As I was still running and getting ready to hit a FH lob, I heard all this celebrating and carrying on from my female opponent. This hollering was nothing in particular (she wasn't doing anything legitimate like warning her partner to back away from an impending smash). No, she was doing war whoops, loud enough for me to hear in a noisy bubble.

I yelled "HINDRANCE!" and stopped the point. My female opponent and her partner were apologetic, but I really felt the celebration was over the top while I was lining up my shot. Knowing how she plays, I felt I needed to put a stop to it. She remained quiet for the rest of the match.

Anybody else ever claim hindrance for a premature celebration?
Good call Cindy, Don't think I've ever faced anyone who celebrates on court like that and if they did it was never before the point was actually over so I havent had to call it on an opponent.

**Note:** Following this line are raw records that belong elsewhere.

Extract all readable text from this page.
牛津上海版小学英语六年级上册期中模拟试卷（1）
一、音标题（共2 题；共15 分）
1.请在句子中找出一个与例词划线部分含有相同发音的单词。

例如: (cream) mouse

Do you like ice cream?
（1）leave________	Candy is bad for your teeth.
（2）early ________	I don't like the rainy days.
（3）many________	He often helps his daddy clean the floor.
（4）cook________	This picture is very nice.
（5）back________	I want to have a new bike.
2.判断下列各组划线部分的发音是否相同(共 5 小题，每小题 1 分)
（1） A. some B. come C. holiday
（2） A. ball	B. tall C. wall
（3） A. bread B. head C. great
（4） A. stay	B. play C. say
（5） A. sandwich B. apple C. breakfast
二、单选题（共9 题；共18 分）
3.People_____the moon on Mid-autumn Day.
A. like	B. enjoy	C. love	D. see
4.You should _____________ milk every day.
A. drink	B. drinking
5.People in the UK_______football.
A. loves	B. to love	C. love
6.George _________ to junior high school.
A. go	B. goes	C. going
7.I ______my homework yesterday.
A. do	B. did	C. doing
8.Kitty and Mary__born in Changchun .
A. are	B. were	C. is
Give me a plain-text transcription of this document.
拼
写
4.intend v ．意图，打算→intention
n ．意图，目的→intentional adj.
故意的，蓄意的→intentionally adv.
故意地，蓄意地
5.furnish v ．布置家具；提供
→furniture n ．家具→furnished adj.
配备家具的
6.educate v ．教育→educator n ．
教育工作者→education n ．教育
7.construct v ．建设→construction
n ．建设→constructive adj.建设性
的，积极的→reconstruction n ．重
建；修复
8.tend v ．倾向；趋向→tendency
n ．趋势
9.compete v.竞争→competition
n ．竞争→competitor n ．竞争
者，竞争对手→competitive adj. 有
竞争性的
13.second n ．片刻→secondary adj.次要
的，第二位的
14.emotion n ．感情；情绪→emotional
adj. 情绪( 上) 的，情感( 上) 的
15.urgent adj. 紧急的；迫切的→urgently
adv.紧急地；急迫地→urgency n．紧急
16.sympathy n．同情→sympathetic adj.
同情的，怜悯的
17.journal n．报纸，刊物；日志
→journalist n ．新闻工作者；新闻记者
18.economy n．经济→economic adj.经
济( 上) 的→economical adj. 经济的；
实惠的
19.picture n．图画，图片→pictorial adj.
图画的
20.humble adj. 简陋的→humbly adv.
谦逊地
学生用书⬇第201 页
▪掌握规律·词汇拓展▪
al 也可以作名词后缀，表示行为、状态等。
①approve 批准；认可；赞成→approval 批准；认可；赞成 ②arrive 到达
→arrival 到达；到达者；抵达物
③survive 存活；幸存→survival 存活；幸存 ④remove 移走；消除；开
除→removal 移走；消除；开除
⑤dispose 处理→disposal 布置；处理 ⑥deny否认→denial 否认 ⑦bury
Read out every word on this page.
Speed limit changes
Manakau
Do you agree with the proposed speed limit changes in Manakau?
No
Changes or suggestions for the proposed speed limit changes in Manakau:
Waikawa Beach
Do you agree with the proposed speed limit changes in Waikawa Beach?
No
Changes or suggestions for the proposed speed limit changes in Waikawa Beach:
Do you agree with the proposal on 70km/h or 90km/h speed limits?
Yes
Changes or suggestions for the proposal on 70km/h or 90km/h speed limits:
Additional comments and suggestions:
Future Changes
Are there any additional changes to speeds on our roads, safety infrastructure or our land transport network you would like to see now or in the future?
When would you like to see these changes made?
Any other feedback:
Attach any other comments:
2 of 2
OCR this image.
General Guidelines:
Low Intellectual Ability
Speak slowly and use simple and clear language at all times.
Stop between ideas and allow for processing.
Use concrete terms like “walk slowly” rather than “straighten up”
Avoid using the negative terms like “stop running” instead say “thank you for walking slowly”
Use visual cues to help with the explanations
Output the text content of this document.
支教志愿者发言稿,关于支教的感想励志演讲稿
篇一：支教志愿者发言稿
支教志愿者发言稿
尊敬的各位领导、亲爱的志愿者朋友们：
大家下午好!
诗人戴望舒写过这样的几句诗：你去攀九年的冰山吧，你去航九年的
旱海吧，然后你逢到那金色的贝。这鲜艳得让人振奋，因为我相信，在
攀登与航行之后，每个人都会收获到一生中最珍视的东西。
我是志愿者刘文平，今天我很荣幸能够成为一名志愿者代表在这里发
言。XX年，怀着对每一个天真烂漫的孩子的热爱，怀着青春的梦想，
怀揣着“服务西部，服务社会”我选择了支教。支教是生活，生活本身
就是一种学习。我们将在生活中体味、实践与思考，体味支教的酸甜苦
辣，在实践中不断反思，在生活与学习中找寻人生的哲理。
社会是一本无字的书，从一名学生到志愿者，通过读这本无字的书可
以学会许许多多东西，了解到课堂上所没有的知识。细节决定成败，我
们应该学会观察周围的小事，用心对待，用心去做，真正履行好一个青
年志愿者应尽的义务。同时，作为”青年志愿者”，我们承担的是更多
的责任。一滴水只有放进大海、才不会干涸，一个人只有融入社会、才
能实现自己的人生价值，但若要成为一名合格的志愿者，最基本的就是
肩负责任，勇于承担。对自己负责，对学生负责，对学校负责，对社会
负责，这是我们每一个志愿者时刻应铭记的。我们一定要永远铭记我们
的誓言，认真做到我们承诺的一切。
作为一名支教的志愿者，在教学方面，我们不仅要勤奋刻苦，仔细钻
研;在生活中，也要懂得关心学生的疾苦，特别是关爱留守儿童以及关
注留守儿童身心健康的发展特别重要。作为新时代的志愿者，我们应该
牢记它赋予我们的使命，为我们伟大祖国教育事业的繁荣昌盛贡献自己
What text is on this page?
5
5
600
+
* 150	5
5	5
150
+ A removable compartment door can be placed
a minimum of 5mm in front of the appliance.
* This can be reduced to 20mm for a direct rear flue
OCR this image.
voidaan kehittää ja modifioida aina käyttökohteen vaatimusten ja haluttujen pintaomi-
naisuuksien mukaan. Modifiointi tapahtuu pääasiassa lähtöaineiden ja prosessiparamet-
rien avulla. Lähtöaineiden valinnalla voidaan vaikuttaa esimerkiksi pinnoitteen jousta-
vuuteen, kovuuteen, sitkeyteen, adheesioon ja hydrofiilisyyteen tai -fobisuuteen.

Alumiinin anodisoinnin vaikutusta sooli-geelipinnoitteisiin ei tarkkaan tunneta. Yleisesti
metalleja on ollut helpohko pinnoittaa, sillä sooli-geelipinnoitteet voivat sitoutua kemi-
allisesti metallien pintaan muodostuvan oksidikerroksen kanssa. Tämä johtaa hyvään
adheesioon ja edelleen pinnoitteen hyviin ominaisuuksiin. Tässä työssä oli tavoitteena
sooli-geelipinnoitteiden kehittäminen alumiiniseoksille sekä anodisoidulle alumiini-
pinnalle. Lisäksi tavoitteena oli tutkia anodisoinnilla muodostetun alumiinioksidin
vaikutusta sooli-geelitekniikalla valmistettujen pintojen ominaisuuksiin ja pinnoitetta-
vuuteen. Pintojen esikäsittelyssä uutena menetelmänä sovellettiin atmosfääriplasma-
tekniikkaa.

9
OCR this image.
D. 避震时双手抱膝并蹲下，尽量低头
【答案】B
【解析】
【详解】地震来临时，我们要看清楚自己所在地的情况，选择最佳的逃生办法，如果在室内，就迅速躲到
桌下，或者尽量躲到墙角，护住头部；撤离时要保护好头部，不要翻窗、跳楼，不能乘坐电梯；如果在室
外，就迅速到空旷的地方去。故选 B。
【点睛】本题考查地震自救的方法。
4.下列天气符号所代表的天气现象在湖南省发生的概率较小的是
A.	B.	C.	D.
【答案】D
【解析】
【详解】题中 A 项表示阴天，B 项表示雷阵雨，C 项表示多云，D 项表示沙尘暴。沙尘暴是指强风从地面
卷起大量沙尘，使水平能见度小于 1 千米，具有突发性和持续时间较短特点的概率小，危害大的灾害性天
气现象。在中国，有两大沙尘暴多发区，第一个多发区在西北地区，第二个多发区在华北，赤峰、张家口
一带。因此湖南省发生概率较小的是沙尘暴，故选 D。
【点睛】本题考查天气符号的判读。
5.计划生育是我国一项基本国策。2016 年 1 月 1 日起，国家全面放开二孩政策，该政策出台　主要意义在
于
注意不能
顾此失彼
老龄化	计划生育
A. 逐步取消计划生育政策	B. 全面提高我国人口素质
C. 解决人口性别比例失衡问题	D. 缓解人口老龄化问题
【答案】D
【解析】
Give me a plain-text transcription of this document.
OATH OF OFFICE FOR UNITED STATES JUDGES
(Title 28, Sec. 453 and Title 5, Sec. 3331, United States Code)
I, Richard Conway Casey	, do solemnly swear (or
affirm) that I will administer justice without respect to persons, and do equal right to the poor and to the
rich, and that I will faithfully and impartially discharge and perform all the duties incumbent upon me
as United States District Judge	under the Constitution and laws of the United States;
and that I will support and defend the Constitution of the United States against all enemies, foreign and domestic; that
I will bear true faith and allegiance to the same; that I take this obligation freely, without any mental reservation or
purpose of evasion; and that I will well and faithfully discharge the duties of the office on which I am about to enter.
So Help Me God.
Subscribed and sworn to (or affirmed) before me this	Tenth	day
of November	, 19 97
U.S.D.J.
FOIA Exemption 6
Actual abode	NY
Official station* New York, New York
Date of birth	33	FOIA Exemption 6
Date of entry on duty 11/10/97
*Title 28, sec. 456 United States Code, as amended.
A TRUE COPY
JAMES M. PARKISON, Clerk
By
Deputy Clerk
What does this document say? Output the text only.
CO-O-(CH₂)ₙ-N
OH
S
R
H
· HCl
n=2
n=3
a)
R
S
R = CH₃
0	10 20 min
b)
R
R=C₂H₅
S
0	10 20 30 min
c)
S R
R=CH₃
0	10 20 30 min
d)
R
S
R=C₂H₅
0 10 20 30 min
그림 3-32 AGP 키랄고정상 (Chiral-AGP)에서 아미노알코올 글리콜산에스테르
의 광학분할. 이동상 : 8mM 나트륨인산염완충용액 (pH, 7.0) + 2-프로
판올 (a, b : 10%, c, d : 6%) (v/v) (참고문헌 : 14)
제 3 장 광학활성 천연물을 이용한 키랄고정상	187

Originally Posted by tennisee View Post
I've only called them on myself - typically when I've hit a shot I thought was going out for sure, said. "You Fool!, Damn!" or somesuch, only to see the ball go in at the other end. Mostly after I stop play and explain that I'm giving the point to the opponents they say they didn't hear me as they were concentrating on the shot... but I've usually stopped play in my own mind, so would not have played on well anyway.
I do however play with a partner sometimes that does this. He mishits and just assumes he hit it out when he hasn't taken the time to see where the ball actually went. So he'll let out a loud "aww darnit" or something to that effect and I have stopped play and given the point to the opponents.